Il colore nelle sue mani è il simbolo della rinascita. E resta la domanda di fondo che percorre la mostra: è il colore a rendere Capa diverso o è Capa che scatta in modo diverso quando usa il colore? Impossibile rispondere. Certo il maestro del bianco e nero sdogana quell’altra maniera di ritrarre eventi e personaggi. Lo fa con allegria, leggerezza, divertimento, ironia. I grandi magazine come Holiday, Illustrated, Ladies’ home journal, Epoca intercettano e indirizzano altrove il gusto dei lettori. Il colore significa glamour e immagini patinate: l’alta società, le feste aristocratiche, i salotti alla moda, le vacanze sulle Alpi, Kitzbuhel, Davos, Zermatt, St. Anton, Val d’Isère, Megève, i set cinematografici, via Veneto e il sentore della dolce vita romana, il lungosenna e le spiagge francesi.
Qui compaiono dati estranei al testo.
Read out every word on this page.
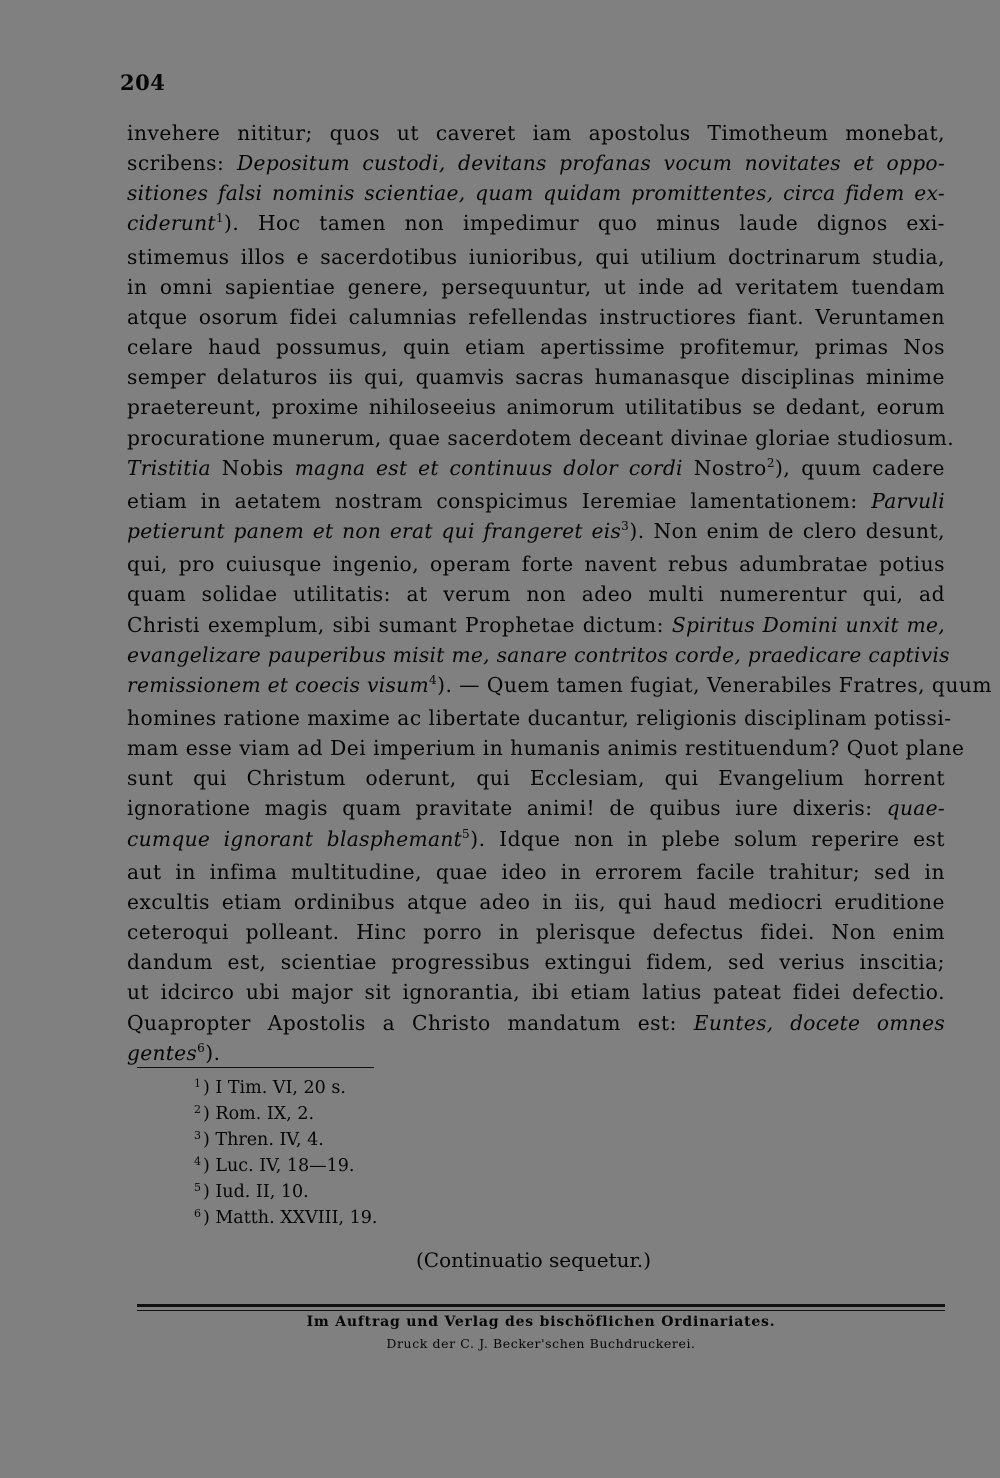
204
invehere nititur; quos ut caveret iam apostolus Timotheum monebat,
scribens: Depositum custodi, devitans profanas vocum novitates et oppo-
sitiones falsi nominis scientiae, quam quidam promittentes, circa fidem ex-
ciderunt$^1$). Hoc tamen non impedimur quo minus laude dignos exi-
stimemus illos e sacerdotibus iunioribus, qui utilium doctrinarum studia,
in omni sapientiae genere, persequuntur, ut inde ad veritatem tuendam
atque osorum fidei calumnias refellendas instructiores fiant. Veruntamen
celare haud possumus, quin etiam apertissime profitemur, primas Nos
semper delaturos iis qui, quamvis sacras humanasque disciplinas minime
praetereunt, proxime nihiloseeius animorum utilitatibus se dedant, eorum
procuratione munerum, quae sacerdotem deceant divinae gloriae studiosum.
Tristitia Nobis magna est et continuus dolor cordi Nostro$^2$), quum cadere
etiam in aetatem nostram conspicimus Ieremiae lamentationem: Parvuli
petierunt panem et non erat qui frangeret eis$^3$). Non enim de clero desunt,
qui, pro cuiusque ingenio, operam forte navent rebus adumbratae potius
quam solidae utilitatis: at verum non adeo multi numerentur qui, ad
Christi exemplum, sibi sumant Prophetae dictum: Spiritus Domini unxit me,
evangelizare pauperibus misit me, sanare contritos corde, praedicare captivis
remissionem et coecis visum$^4$). — Quem tamen fugiat, Venerabiles Fratres, quum
homines ratione maxime ac libertate ducantur, religionis disciplinam potissi-
mam esse viam ad Dei imperium in humanis animis restituendum? Quot plane
sunt qui Christum oderunt, qui Ecclesiam, qui Evangelium horrent
ignoratione magis quam pravitate animi! de quibus iure dixeris: quae-
cumque ignorant blasphemant$^5$). Idque non in plebe solum reperire est
aut in infima multitudine, quae ideo in errorem facile trahitur; sed in
excultis etiam ordinibus atque adeo in iis, qui haud mediocri eruditione
ceteroqui polleant. Hinc porro in plerisque defectus fidei. Non enim
dandum est, scientiae progressibus extingui fidem, sed verius inscitia;
ut idcirco ubi major sit ignorantia, ibi etiam latius pateat fidei defectio.
Quapropter Apostolis a Christo mandatum est: Euntes, docete omnes
gentes$^6$).
$^1$ ) I Tim. VI, 20 s.
$^2$ ) Rom. IX, 2.
$^3$ ) Thren. IV, 4.
$^4$ ) Luc. IV, 18—19.
$^5$ ) Iud. II, 10.
$^6$ ) Matth. XXVIII, 19.
(Continuatio sequetur.)
Im Auftrag und Verlag des bischöflichen Ordinariates.
Druck der C. J. Becker'schen Buchdruckerei.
Seduti al caffè o in una baita, ora c’è tutto il tempo di godersi la vita. E’ sparita la fretta di cogliere al volo l’istante prima che ti arrivi addosso un proiettile o una scheggia. L’obiettivo cattura lunghi momenti di bellezza, mondanità, sciccheria, charme, donne eleganti, buon cibo e champagne, corse dei cavalli, principi, grandi artisti, divi e divine. Le sue foto somigliano ai manifesti che Marcello Dudovich disegnava trent’anni prima. Ecco il set di Hitchcock, ecco la Bergman che di Capa si era innamorata, ecco Hemingway sulle montagne di Sun Valley, ecco Picasso che ripara con un ombrellone la moglie in riva al mare, ecco Capucine affacciata a un balcone romano, ecco Orson Welles in Marocco, ecco John Huston, Rossellini, Bogart, Peter Lorre e Truman Capote sulla costiera amalfitana, ecco la Piazza Rossa e l’incoronazione di Elisabetta seguita da Piccadilly Circus il 2 giugno del ’53.
C’è chi lo accusa di fare cartoline, di essere diventato un turista, di aver seppellito il rischio. Capa risponde per le rime: <Da anni dialogo con re, contadini e commissari e li fotografo, e ho finito col convincermi che la curiosità, insieme con la libertà di viaggiare e con le tariffe economiche, sia quanto di più vicino alla democrazia esista nella nostra epoca _ forse la democrazia, dunque, è il turismo>. E’ il suo modo di dire: non sono cambiato, i tempi nuovi vanno documentati e ovunque ci sia qualcosa da raccontare io vado. C’è anche il 25 maggio 1954 su una collina di Thai Binh in Indocina, a raccogliere le immagini della guerra francese al generale Giap. Al collo ha una Nikon S e una Contax. Sono le tre del pomeriggio. Il suo ultimo clic a colori è sommerso dal fragore di una mina che lo fa saltare in aria. Addio Capa, fotoreporter di guerra e turista globetrotter, uomo capace di guardare il mondo con umanità e partecipazione.